Les travaux dans des fossés de routes devraient permettre de réduire la vitesse de l’eau qui y coule en plus de capter les sédiments. Ces problèmes affectent la qualité de l’eau de la rivière Yamaska Sud-Est, principale tributaire du lac Davignon.

Protection du lac Davignon: 760 ouvrages seront aménagés

Quelque 760 petits ouvrages seront aménagés dans les cinq prochaines années dans des fossés de routes situées sur le territoire du bassin versant du lac Davignon. Ils serviront à ralentir la vitesse de l’eau et à réduire les sédiments ainsi que le phosphore qui se rendent dans le lac Davignon.

Ces interventions dans les fossés de six municipalités sont au cœur des actions du premier plan directeur de l’eau du bassin versant du lac Davignon 2019-2023. Réalisé pour la Ville de Cowansville par l’Organisme de bassin versant de la Yamaska, le document renferme 26 mesures pour s’attaquer aux problèmes d’érosion, de sédiments et de phosphore du plan d’eau — la source d’eau potable de la municipalité.

Les travaux consisteront à aménager 617 seuils et 142 trappes dans des fossés afin de capter les sédiments, explique Olivier Ricard, directeur du service de l’aménagement urbain et de l’environnement à la Ville de Cowansville. À ces travaux s’ajoutera l’enrochement de 9638 mètres de fossés pour atteindre les mêmes objectifs de réduction de la vitesse de l’écoulement de l’eau et de la captation de sédiments et de phosphore.

La Ville de Cowansville dépensera 75 000 $ au cours des trois prochaines années pour aménager ces ouvrages. Fait à noter, les travaux auront lieu sur les territoires des six autres municipalités où se trouve le bassin versant du lac, soit le Canton de Potton, Sutton, Lac-Brome, Bolton-Ouest, Brome et Dunham. Celles-ci injecteront également de l’argent dans ces travaux, mais de façon moins importante. Une subvention du gouvernement du Québec permettra de financer une grande partie des travaux, nous disent des sources. Le montant pourrait dépasser les 150 000 $. La députée de Brome-Missisquoi Isabelle Charest devrait annoncer la subvention prochainement.

« C’est un enjeu régional », signale M. Ricard, rappelant que les 212 kilomètres carrés du bassin versant du lac se trouvent à 98 % à l’extérieur du territoire de Cowansville. D’où la demande de collaboration formulée par la Ville à ces municipalités concernées, dit-il. « Tout le monde comprend que c’est important pour nous, mais aussi pour elles. »

La gestion des cours d’eau par approche de bassin versant est bien connue au Québec. Les interventions dans des fossés de routes d’un bassin versant, comme le propose le plan directeur de l’eau du bassin versant du lac Davignon, représentent toutefois une première, fait remarquer M. Ricard. Les données sur les quantités de sédiments retirées annuellement des seuils et des trappes aménagés permettront de calculer les volumes qui ont été interceptés. En cas de succès, cette approche pourrait être mise en place dans d’autres bassins versants, pense-t-il.

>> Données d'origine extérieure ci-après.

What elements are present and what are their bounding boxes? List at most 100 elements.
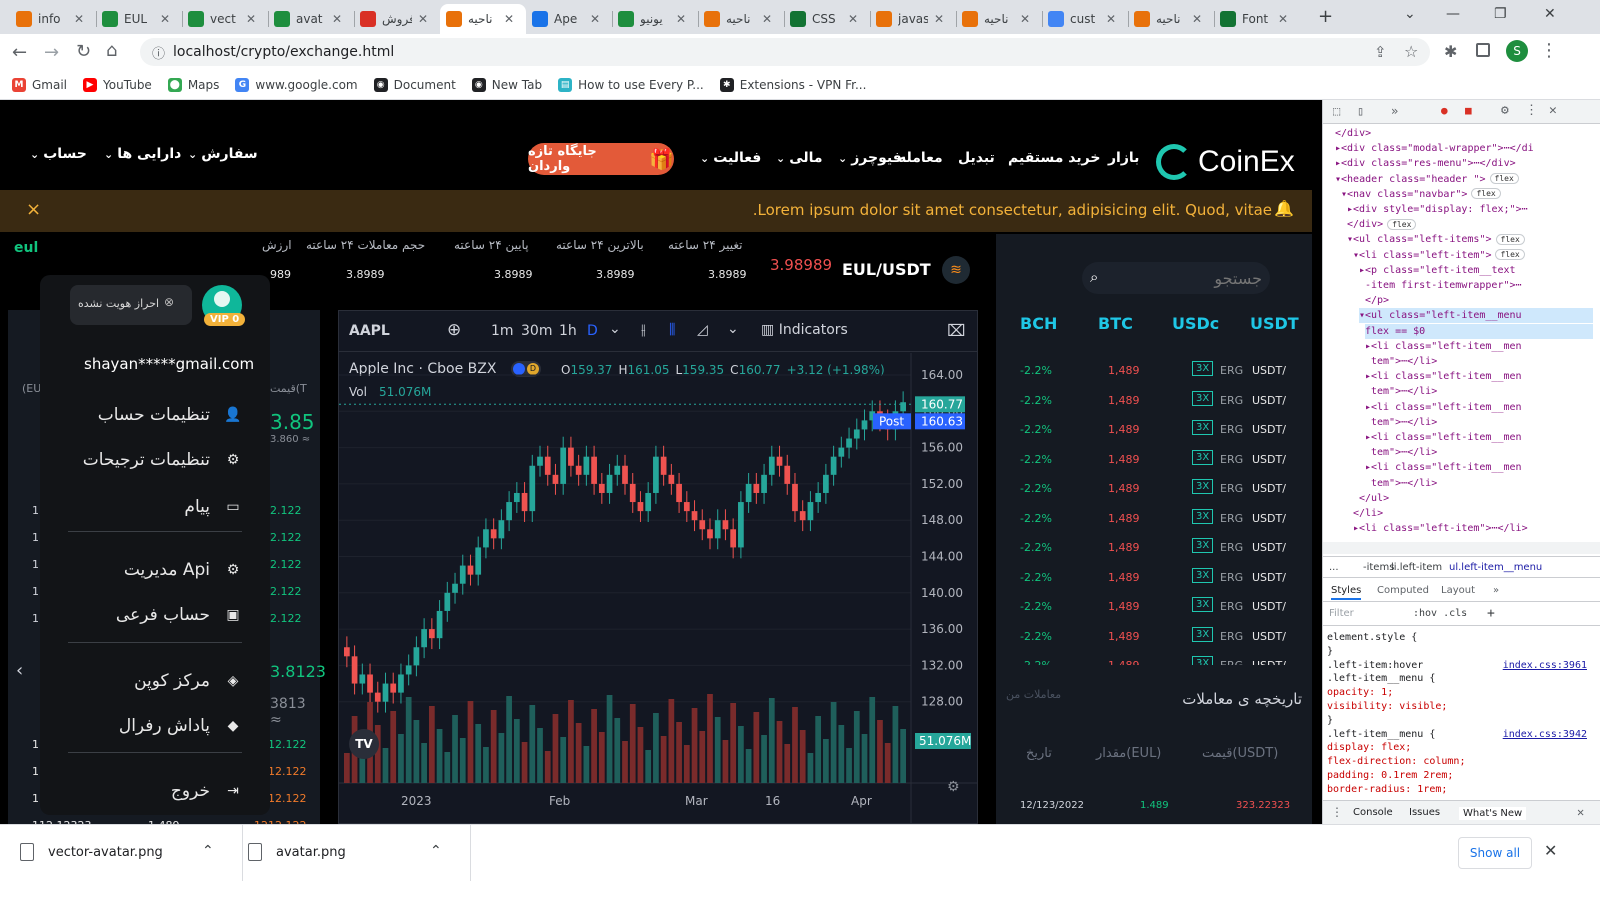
dom-node[interactable]: ▸<div class="modal-wrapper">⋯</di — [1335, 141, 1534, 156]
dom-node[interactable]: ▸<p class="left-item__text — [1359, 263, 1516, 278]
dom-node[interactable]: tem">⋯</li> — [1371, 354, 1437, 369]
profile-avatar[interactable]: S — [1506, 40, 1528, 62]
market-tab[interactable]: USDT — [1250, 314, 1299, 333]
tab-close-icon[interactable]: ✕ — [418, 12, 428, 26]
nav-item[interactable]: معامله — [898, 150, 943, 166]
show-all-button[interactable]: Show all — [1458, 837, 1532, 869]
dom-node[interactable]: </ul> — [1359, 491, 1389, 506]
nav-item[interactable]: ⌄ مالی — [776, 150, 823, 166]
dom-node[interactable]: ▸<li class="left-item__men — [1365, 460, 1522, 475]
kyc-badge[interactable]: احراز هویت نشده ⊗ — [70, 285, 192, 325]
window-close-icon[interactable]: ✕ — [1544, 6, 1556, 22]
css-line[interactable]: element.style { — [1327, 630, 1589, 645]
dom-node[interactable]: </p> — [1365, 293, 1389, 308]
error-icon[interactable]: ● — [1441, 104, 1448, 117]
dom-node[interactable]: ▾<ul class="left-items"> flex — [1347, 232, 1525, 247]
account-menu-item[interactable]: تنظیمات حساب 👤 — [98, 405, 242, 425]
indicators-button[interactable]: ▥ Indicators — [761, 322, 848, 338]
flex-badge[interactable]: flex — [1387, 218, 1417, 230]
account-menu-item[interactable]: پاداش رفرال ◆ — [119, 716, 242, 736]
minimize-icon[interactable]: — — [1446, 6, 1460, 22]
dom-node[interactable]: flex == $0 — [1365, 323, 1593, 339]
market-search-input[interactable] — [1112, 266, 1262, 290]
download-bar-close-icon[interactable]: ✕ — [1544, 841, 1557, 860]
css-source-link[interactable]: index.css:3961 — [1503, 658, 1587, 673]
css-line[interactable]: } — [1327, 713, 1589, 728]
elements-tree[interactable]: </div> ▸<div class="modal-wrapper">⋯</di ▸… — [1323, 124, 1593, 540]
browser-tab[interactable]: Font ✕ — [1214, 4, 1300, 34]
dom-node[interactable]: ▾<header class="header "> flex — [1335, 172, 1519, 187]
market-row[interactable]: -2.2% 1,489 3X ERG USDT/ — [1010, 592, 1306, 620]
market-row[interactable]: -2.2% 1,489 3X ERG USDT/ — [1010, 415, 1306, 443]
browser-tab[interactable]: javas ✕ — [870, 4, 956, 34]
drawer-menu-icon[interactable]: ⋮ — [1331, 805, 1343, 819]
tab-close-icon[interactable]: ✕ — [762, 12, 772, 26]
tab-close-icon[interactable]: ✕ — [332, 12, 342, 26]
dom-node[interactable]: ▸<li class="left-item">⋯</li> — [1353, 521, 1528, 536]
market-row[interactable]: -2.2% 1,489 3X ERG USDT/ — [1010, 651, 1306, 665]
chevron-up-icon[interactable]: ⌃ — [430, 843, 442, 859]
devtools-menu-icon[interactable]: ⋮ — [1525, 103, 1538, 118]
drawer-tab[interactable]: What's New — [1459, 807, 1527, 820]
account-menu-item[interactable]: خروج ⇥ — [171, 781, 242, 801]
nav-item[interactable]: ⌄ فعالیت — [700, 150, 761, 166]
dom-node[interactable]: ▾<ul class="left-item__menu — [1359, 308, 1593, 324]
styles-tab[interactable]: » — [1493, 585, 1499, 596]
browser-tab[interactable]: ناحیه ✕ — [956, 4, 1042, 34]
browser-tab[interactable]: Ape ✕ — [526, 4, 612, 34]
tradingview-logo-icon[interactable]: TV — [349, 729, 379, 759]
market-tab[interactable]: BTC — [1098, 314, 1133, 333]
info-icon[interactable]: ⓘ — [152, 43, 165, 62]
download-item[interactable]: vector-avatar.png ⌃ — [18, 839, 230, 869]
chart-symbol[interactable]: AAPL — [349, 323, 390, 339]
tab-close-icon[interactable]: ✕ — [1020, 12, 1030, 26]
browser-tab[interactable]: CSS ✕ — [784, 4, 870, 34]
tab-close-icon[interactable]: ✕ — [160, 12, 170, 26]
chart-type-dropdown-icon[interactable]: ⌄ — [727, 321, 739, 337]
nav-item[interactable]: ⌄ فیوچرز — [838, 150, 902, 166]
new-tab-icon[interactable]: + — [1318, 6, 1333, 27]
bookmark-item[interactable]: ▶ YouTube — [83, 77, 152, 92]
dom-node[interactable]: ▸<li class="left-item__men — [1365, 400, 1522, 415]
css-line[interactable]: display: flex; — [1327, 740, 1589, 755]
menu-icon[interactable]: ⋮ — [1540, 40, 1558, 61]
account-nav-item[interactable]: ⌄ دارایی ها — [104, 146, 181, 162]
chevron-up-icon[interactable]: ⌃ — [202, 843, 214, 859]
browser-tab[interactable]: ناحیه ✕ — [1128, 4, 1214, 34]
account-menu-item[interactable]: تنظیمات ترجیحات ⚙ — [83, 450, 242, 470]
account-nav-item[interactable]: ⌄ حساب — [30, 146, 87, 162]
tab-close-icon[interactable]: ✕ — [1106, 12, 1116, 26]
browser-tab[interactable]: info ✕ — [10, 4, 96, 34]
styles-tab[interactable]: Layout — [1441, 585, 1475, 596]
css-line[interactable]: border-radius: 1rem; — [1327, 782, 1589, 797]
browser-tab[interactable]: ناحیه ✕ — [698, 4, 784, 34]
dom-node[interactable]: </li> — [1353, 506, 1383, 521]
dom-node[interactable]: ▾<li class="left-item"> flex — [1353, 248, 1525, 263]
css-line[interactable]: .left-item__menu { — [1327, 671, 1589, 686]
css-line[interactable]: padding: 0.1rem 2rem; — [1327, 768, 1589, 783]
restore-icon[interactable]: ❐ — [1494, 6, 1507, 22]
chart-canvas[interactable]: 164.00160.00156.00152.00148.00144.00140.… — [339, 353, 977, 823]
css-line[interactable]: flex-direction: column; — [1327, 754, 1589, 769]
tab-close-icon[interactable]: ✕ — [676, 12, 686, 26]
bookmark-item[interactable]: ◉ New Tab — [471, 77, 542, 92]
bookmark-item[interactable]: Gwww.google.com — [235, 77, 358, 92]
device-icon[interactable]: ▯ — [1357, 104, 1364, 118]
market-row[interactable]: -2.2% 1,489 3X ERG USDT/ — [1010, 445, 1306, 473]
tradingview-chart[interactable]: AAPL ⊕ 1m 30m 1h D ⌄ ⫲ ⫼ ◿ ⌄ ▥ Indicators ⌧… — [338, 310, 978, 824]
browser-tab[interactable]: EUL ✕ — [96, 4, 182, 34]
market-tab[interactable]: USDc — [1172, 314, 1219, 333]
elements-scrollbar[interactable] — [1323, 542, 1600, 554]
css-line[interactable]: opacity: 1; — [1327, 685, 1589, 700]
nav-item[interactable]: تبدیل — [958, 150, 995, 166]
browser-tab[interactable]: cust ✕ — [1042, 4, 1128, 34]
download-item[interactable]: avatar.png ⌃ — [246, 839, 458, 869]
css-source-link[interactable]: index.css:3942 — [1503, 727, 1587, 742]
bookmark-item[interactable]: ▤ How to use Every P... — [558, 77, 704, 92]
url-bar[interactable]: ⓘ localhost/crypto/exchange.html — [140, 38, 1430, 66]
promo-button[interactable]: جایگاه تازه واردان 🎁 — [528, 143, 674, 175]
browser-tab[interactable]: avat ✕ — [268, 4, 354, 34]
flex-badge[interactable]: flex — [1471, 188, 1501, 200]
dom-node[interactable]: ▸<li class="left-item__men — [1365, 339, 1522, 354]
breadcrumb-item[interactable]: ... — [1329, 562, 1339, 573]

Potentiel récréotouristique

Le plan directeur de l’eau 2019-2023 du bassin versant du lac Davignon ne s’intéresse pas qu’aux problèmes. Une section aborde le potentiel récréotouristique du bassin, surtout de sa principale composante, la rivière Yamaska Sud-Est. Dans cette optique, le plan propose d’étudier la mise en place d’un circuit de canotage.

« Il y a beaucoup de choses qu’on peut faire pour mettre en valeur la rivière. Ça peut être un réseau pour des canots, des kayaks, un circuit de pêche. Ce sont des activités intéressantes qui profiteraient aux citoyens de nos municipalités », indique Marie-France Beaudry, conseillère responsable des dossiers environnementaux à la Ville de Cowansville.

La Ville de Cowansville va poursuivre par ailleurs ses efforts pour éloigner les bernaches et les mouettes de la plage municipale. Leurs fientes nuisent à la qualité de l’eau. La plage a été fermée pour cette raison plusieurs fois en 2016.